FUGA DESESPERADA

29 7 0
                                    

Na manhã seguinte à entrevista com o Profeta mórmon, John Ferrier foi a Salt Lake City e, encontrando o conhecido que seguiria para as Montanhas Nevadas, confiou-lhe uma mensagem para Jefferson Hope. Ali, ele relatava ao rapaz o perigo iminente que os ameaçava e explicava o quanto era importante que regressasse. Feito isto, sentiu-se mais tranqüilo e voltou para casa com outra disposição de ânimo.

Mas, ao aproximar-se da casa, ficou surpreso ao ver que havia dois cavalos presos às traves do portão. Sua surpresa aumentou quando, ao entrar, viu dois rapazes em sua sala de estar. Um deles, de rosto comprido e pálido, acomodara-se na cadeira de balanço e tinha os pés apoiados sobre a estufa. O outro, um rapaz de pescoço taurino, feições congestionadas e grosseiras, estava de pé diante da janela, com as mãos enfiadas nos bolsos, assobiando uma canção popular. Ambos cumprimentaram Ferrier com um movimento de cabeça e a conversa foi iniciada pelo que ocupava a cadeira de balanço.

— Talvez não nos conheça — disse ele. — Este aqui é o filho do Ancião Drebber e eu sou Joseph Stangerson. Viajamos juntos pelo deserto, quando o Senhor estendeu-lhe a mão e o chamou para o rebanho verdadeiro.

— Como fará com todos os povos, quando achar que chegou a hora — disse o outro, em voz anasalada. — Ele mói lentamente, mas sua farinha é finíssima.

John Ferrier assentiu friamente. Já adivinhava quem eram seus visitantes.

— Viemos aqui a conselho de nossos pais — continuou Stangerson —, pedir a mão de sua filha para um de nós dois, o que preferirem, o senhor e ela. Como só tenho quatro esposas e o Irmão Drebber, aqui presente, tem sete, creio que sou o mais conveniente.
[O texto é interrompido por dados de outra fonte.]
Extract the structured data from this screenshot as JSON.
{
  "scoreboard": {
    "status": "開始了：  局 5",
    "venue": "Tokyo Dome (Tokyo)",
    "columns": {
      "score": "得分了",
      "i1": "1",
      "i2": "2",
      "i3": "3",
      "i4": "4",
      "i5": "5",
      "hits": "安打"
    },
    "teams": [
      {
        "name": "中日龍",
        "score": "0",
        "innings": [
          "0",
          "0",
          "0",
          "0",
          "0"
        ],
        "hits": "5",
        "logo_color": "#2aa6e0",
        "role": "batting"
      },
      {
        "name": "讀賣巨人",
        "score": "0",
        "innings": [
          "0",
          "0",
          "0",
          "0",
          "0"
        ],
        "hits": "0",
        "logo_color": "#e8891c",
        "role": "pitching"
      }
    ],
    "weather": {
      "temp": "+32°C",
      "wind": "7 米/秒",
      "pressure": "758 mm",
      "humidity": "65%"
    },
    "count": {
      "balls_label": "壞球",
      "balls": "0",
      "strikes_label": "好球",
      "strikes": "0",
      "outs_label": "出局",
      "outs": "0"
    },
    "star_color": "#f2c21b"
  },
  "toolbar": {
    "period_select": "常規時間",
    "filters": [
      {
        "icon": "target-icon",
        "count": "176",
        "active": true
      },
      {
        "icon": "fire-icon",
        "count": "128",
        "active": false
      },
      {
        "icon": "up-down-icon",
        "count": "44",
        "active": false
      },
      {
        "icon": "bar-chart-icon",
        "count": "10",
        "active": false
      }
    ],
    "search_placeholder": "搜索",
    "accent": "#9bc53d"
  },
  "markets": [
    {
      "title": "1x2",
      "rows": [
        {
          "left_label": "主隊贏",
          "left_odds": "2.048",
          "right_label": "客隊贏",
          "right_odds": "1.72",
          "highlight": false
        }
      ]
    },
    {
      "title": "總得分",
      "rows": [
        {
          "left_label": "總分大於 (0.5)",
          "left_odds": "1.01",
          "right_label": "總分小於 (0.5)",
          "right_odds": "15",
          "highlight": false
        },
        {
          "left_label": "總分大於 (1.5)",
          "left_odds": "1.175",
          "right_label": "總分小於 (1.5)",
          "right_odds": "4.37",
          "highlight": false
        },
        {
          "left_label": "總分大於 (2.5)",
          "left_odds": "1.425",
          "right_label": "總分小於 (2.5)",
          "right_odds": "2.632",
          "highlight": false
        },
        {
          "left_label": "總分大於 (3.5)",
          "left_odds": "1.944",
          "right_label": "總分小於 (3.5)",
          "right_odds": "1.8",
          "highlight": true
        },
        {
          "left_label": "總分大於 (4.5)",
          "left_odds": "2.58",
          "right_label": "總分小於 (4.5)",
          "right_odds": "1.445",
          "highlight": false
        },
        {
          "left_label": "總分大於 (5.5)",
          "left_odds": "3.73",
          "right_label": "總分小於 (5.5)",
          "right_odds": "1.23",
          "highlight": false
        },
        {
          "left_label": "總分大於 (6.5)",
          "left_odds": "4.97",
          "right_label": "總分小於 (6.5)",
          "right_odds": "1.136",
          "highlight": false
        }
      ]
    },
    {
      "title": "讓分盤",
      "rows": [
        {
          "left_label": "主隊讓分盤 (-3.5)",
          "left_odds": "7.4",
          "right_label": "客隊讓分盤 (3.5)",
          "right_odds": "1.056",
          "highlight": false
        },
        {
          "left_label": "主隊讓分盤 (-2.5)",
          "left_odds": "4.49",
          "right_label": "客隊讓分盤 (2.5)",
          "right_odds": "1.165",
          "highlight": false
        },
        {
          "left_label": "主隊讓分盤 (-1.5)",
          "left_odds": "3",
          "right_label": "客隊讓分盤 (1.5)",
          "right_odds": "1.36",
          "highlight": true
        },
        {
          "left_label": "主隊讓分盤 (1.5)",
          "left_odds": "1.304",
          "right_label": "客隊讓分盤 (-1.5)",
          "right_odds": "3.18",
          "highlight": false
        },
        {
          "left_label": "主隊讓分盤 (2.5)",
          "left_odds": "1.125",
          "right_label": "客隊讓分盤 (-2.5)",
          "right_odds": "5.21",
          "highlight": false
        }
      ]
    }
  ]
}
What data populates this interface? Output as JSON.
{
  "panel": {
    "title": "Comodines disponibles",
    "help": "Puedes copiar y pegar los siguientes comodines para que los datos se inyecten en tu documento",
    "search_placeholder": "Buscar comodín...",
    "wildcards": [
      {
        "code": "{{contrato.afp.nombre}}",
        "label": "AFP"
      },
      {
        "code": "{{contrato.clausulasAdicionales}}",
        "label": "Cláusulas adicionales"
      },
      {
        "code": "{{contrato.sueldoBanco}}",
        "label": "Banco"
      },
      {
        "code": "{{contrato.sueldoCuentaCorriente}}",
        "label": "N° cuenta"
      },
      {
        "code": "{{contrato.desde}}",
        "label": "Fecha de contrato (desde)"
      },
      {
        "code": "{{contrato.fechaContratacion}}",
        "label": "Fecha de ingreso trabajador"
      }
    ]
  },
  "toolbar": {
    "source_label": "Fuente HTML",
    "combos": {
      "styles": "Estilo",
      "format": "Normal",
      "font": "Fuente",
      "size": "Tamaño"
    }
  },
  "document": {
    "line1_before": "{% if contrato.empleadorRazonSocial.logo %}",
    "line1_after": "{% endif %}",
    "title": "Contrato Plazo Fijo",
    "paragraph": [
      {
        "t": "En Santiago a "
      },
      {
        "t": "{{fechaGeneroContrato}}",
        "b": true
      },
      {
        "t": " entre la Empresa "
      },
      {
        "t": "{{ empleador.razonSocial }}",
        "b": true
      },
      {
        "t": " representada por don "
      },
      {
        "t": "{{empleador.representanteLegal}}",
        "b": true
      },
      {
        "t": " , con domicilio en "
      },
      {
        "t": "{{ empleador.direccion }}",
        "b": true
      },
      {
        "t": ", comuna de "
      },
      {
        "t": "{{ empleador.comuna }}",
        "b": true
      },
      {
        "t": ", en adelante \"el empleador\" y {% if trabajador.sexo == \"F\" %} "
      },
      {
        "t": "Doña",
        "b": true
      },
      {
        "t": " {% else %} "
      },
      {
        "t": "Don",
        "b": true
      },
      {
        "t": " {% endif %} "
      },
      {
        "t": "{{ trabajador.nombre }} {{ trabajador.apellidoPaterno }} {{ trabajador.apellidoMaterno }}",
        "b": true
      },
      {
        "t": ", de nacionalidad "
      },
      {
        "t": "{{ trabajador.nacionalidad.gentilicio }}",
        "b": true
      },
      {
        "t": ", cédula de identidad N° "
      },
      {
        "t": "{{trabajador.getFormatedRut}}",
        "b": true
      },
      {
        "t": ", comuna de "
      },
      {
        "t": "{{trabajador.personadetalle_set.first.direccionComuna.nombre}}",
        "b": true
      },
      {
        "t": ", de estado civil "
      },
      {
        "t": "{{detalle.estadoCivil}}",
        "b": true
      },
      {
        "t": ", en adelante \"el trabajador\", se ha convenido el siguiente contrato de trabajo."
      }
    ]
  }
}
— Nada disso, Irmão Stangerson! — exclamou o outro. — A questão não é quantas esposas temos, mas quantas podemos sustentar. Meu pai acaba de me dar seus moinhos e, de nós dois, sou o mais rico.

— No entanto, minhas perspectivas são melhores — replicou o outro com veemência. — Quando o Senhor levar meu pai, herdarei o seu curtume e sua indústria de couros. Além disso, sou o mais velho e de posto mais elevado na Igreja.

— Deixemos que a moça decida — disse o jovem Drebber, sorrindo afetadamente para a própria imagem refletida na vidraça. — Isso mesmo, vamos deixar que ela decida!

Durante este diálogo, John Ferrier ficara parado perto da porta, fervendo de ódio, mal contendo o impulso de chicotear as costas de seus visitantes.

— Um momento — disse por fim, aproximando-se dos dois. — Voltem quando minha filha chamá-los, podem voltar, mas até lá não quero vê-los novamente.

Os dois jovens mórmons o fitaram com espanto. Para eles, a disputa pela mão de Lucy era a maior honra que poderiam conceder a ela e a seu pai.

— Há duas saídas nesta sala! — gritou Ferrier. — Ali está a porta e ali a janela. Qual delas preferem usar?

Sua expressão se tornara tão selvagem e as mãos descarnadas tão ameaçadoras que seus visitantes se ergueram rapidamente, batendo em retirada. O velho fazendeiro os seguiu até a porta.

— Avisem-me quando decidirem quem será o noivo! — disse ele, em tom sarcástico.

— Pagará caro por isto! — gritou Stangerson, lívido de raiva. — Desafiou o Profeta e o Conselho dos Quatro! Eu lhe digo que se arrependerá do que fez até o fim de seus dias!

— A mão do Senhor lhe pesará! — gritou o jovem Drebber. Ela se erguerá para destruí-lo!

— Eu mesmo começarei a destruição! — exclamou Ferrier, furioso.

E ele teria corrido para apanhar sua carabina se Lucy não o segurasse pelo braço e o contivesse. Antes que ele pudesse libertar-se, o ruído dos cascos dos cavalos indicaram que os dois visitantes já estavam fora do seu alcance.